Maryland Attorney General Brian Frosh this week announced a historic $26 billion settlement proposal in connection with a multi-state investigation of the three largest opioids distributors in the United States – Cardinal Health, McKesson, and AmerisourceBergen – and Johnson & Johnson, an opioids manufacturer.
The proposal could bring as much as $485 million to Maryland — and its local governments — to help address the devastating opioid epidemic. It will require significant reform of industry practices to help prevent this type of crisis from happening again.
Maryland and other states have been investigating allegations that these companies engaged in various illegal promotional activities, which helped create the opioid crisis while distributing many more drugs than warranted for legitimate medical purposes. The proposed agreement is not yet final.
The settlement would resolve the claims of participating states and local governments across the country. Following today’s announcement, states have 30 days to sign onto the deal. Local governments in the participating states will have up to 150 days to join to secure a critical mass of participating states and local governments.
States and their local governments will receive maximum payments if each state and its local governments join together to support the agreement.
“While this settlement cannot undo the harm suffered by millions of Americans who have been hurt by the opioid epidemic, it is a very important step forward,” said Attorney General Frosh. “We hope and anticipate that this proposed agreement will bring relief for many thousands of Maryland families who continue to suffer the devastating consequences of opioid addiction.”
According to a press release:
Funding Overview of the Proposal:
- The three distributors collectively would pay up to $21 billion over 18 years.
- Johnson & Johnson would pay up to $5 billion over 9 years with up to $3.7 billion paid during the first three years.
- The total funding distributed would be determined by the overall degree of participation by both litigating and non-litigating state and local governments.
- The substantial majority of the money is to be spent on opioid treatment and prevention.
Injunctive Relief Overview:
The 10-year agreement would result in court orders requiring Cardinal, McKesson, and AmerisourceBergen to:
- Establish a centralized independent clearinghouse to provide all three distributors and state regulators with aggregated data and analytics about where drugs are going and how often, eliminating blind spots in the current systems used by distributors.
- Use data-driven systems to detect suspicious opioid orders from customer pharmacies.Terminate customer pharmacies’ ability to receive shipments, and report those companies to state regulators, when they show certain signs of diversion.
- Prohibit shipping of and report suspicious opioid orders.

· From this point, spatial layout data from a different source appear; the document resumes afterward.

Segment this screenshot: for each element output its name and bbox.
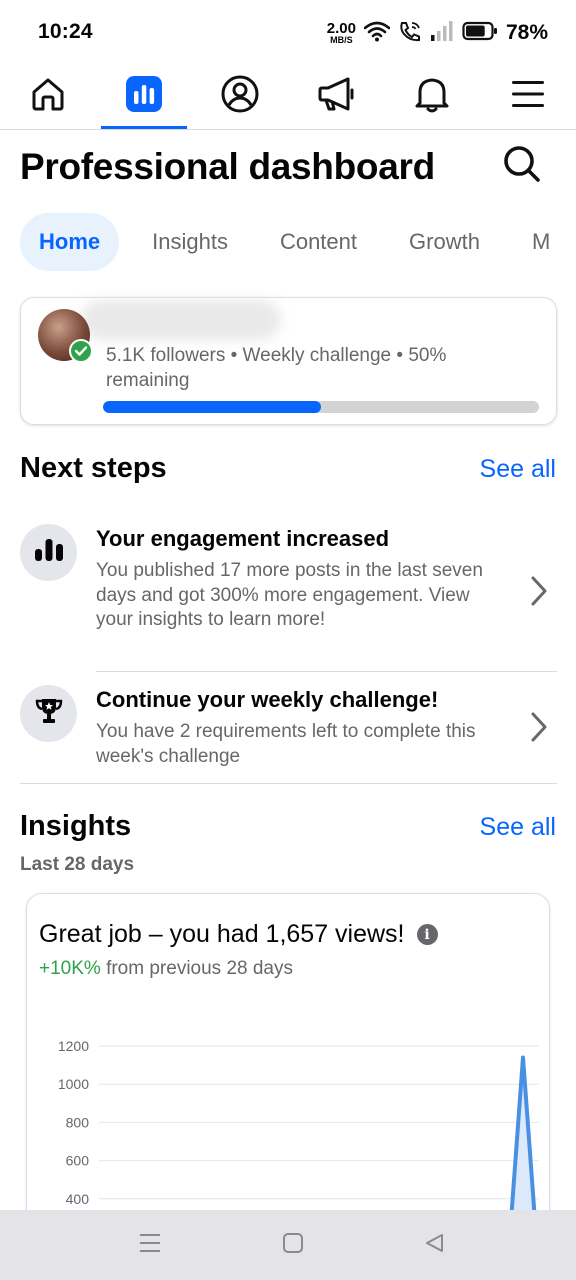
insights-change: +10K% from previous 28 days [39, 958, 293, 980]
signal-icon [430, 20, 454, 47]
search-icon [502, 144, 542, 189]
chevron-right-icon [531, 712, 547, 747]
battery-percent: 78% [505, 21, 548, 44]
divider [96, 671, 557, 672]
net-speed-unit: MB/S [330, 35, 353, 45]
profile-meta: 5.1K followers • Weekly challenge • 50% … [106, 345, 447, 391]
bar-chart-icon [34, 538, 64, 567]
page-title: Professional dashboard [20, 146, 435, 187]
android-nav-bar [0, 1210, 576, 1280]
chevron-right-icon [531, 576, 547, 611]
recents-button[interactable] [137, 1232, 163, 1258]
insights-card-header: Great job – you had 1,657 views! i [39, 920, 438, 949]
nav-ads[interactable] [293, 64, 379, 129]
net-speed-value: 2.00 [326, 20, 356, 37]
tab-bar: Home Insights Content Growth M [20, 213, 576, 271]
insights-title: Insights [20, 810, 132, 842]
y-tick-label: 1000 [58, 1076, 89, 1092]
tab-content[interactable]: Content [261, 213, 376, 271]
tab-growth[interactable]: Growth [390, 213, 499, 271]
nav-dashboard[interactable] [101, 64, 187, 129]
recents-icon [139, 1232, 161, 1259]
step-weekly-challenge[interactable]: Continue your weekly challenge! You have… [20, 685, 557, 775]
search-button[interactable] [500, 144, 544, 188]
back-button[interactable] [421, 1232, 447, 1258]
nav-home[interactable] [5, 64, 91, 129]
status-icons: 2.00 MB/S 78% [327, 20, 548, 46]
megaphone-icon [316, 75, 356, 118]
tab-home[interactable]: Home [20, 213, 120, 271]
challenge-progress [103, 401, 539, 413]
check-circle-icon [69, 339, 93, 363]
step-icon-bg [20, 524, 77, 581]
y-tick-label: 800 [66, 1114, 90, 1130]
wifi-call-icon [398, 20, 422, 47]
divider [20, 783, 557, 784]
home-icon [29, 76, 67, 117]
step-title: Your engagement increased [96, 526, 390, 551]
bell-icon [413, 74, 451, 119]
back-icon [423, 1232, 445, 1259]
tab-more[interactable]: M [513, 213, 569, 271]
step-body: You have 2 requirements left to complete… [96, 721, 476, 767]
net-speed: 2.00 MB/S [327, 21, 356, 45]
step-title: Continue your weekly challenge! [96, 687, 439, 712]
challenge-progress-fill [103, 401, 321, 413]
tab-insights[interactable]: Insights [133, 213, 247, 271]
y-tick-label: 600 [66, 1153, 90, 1169]
trophy-icon [34, 697, 64, 730]
nav-menu[interactable] [485, 64, 571, 129]
step-icon-bg [20, 685, 77, 742]
y-tick-label: 1200 [58, 1038, 89, 1054]
change-value: +10K% [39, 958, 101, 979]
status-bar: 10:24 2.00 MB/S 78% [0, 0, 576, 64]
insights-card-title: Great job – you had 1,657 views! [39, 920, 405, 948]
wifi-icon [363, 20, 391, 47]
profile-icon [220, 74, 260, 119]
step-engagement[interactable]: Your engagement increased You published … [20, 524, 557, 664]
next-steps-title: Next steps [20, 452, 167, 484]
insights-see-all[interactable]: See all [480, 813, 556, 842]
android-home-button[interactable] [280, 1232, 306, 1258]
y-tick-label: 400 [66, 1191, 90, 1207]
step-body: You published 17 more posts in the last … [96, 560, 483, 630]
menu-icon [510, 79, 546, 114]
status-time: 10:24 [38, 20, 93, 43]
home-square-icon [282, 1232, 304, 1259]
insights-card[interactable]: Great job – you had 1,657 views! i +10K%… [26, 893, 550, 1253]
top-nav [0, 64, 576, 130]
next-steps-see-all[interactable]: See all [480, 455, 556, 484]
nav-notifications[interactable] [389, 64, 475, 129]
battery-icon [462, 20, 498, 47]
info-icon[interactable]: i [416, 924, 438, 945]
insights-period: Last 28 days [20, 854, 135, 875]
redacted-name [81, 300, 281, 340]
bar-chart-icon [125, 75, 163, 118]
profile-card[interactable]: 5.1K followers • Weekly challenge • 50% … [20, 297, 557, 425]
change-suffix: from previous 28 days [100, 958, 293, 979]
nav-profile[interactable] [197, 64, 283, 129]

- Prohibit sales staff from influencing decisions related to identifying suspicious opioid orders.
- Require senior corporate officials to engage in regular oversight of anti-diversion efforts.
The 10-year agreement would result in court orders requiring Johnson & Johnson to:
- Stop selling opioids.
- Not fund or provide grants to third parties for promoting opioids.
- Not lobby on activities related to opioids.
- Share clinical trial data under the Yale University Open Data Access Project.
Tragically, just last year, opioid overdose deaths rose to a record 93,000 across the country, a nearly 30 percent increase over the prior year. In Maryland, on average more than six residents die from opioids overdoses each day.
Last year, 2,518 Marylanders died from overdoses. From 2007 to 2019, more than 17,000 Marylanders lost their lives to opioid overdoses. Many, many more have seen their lives torn apart by the disease of addiction. The damage also harms families and friends and the broader communities that suffer the consequences.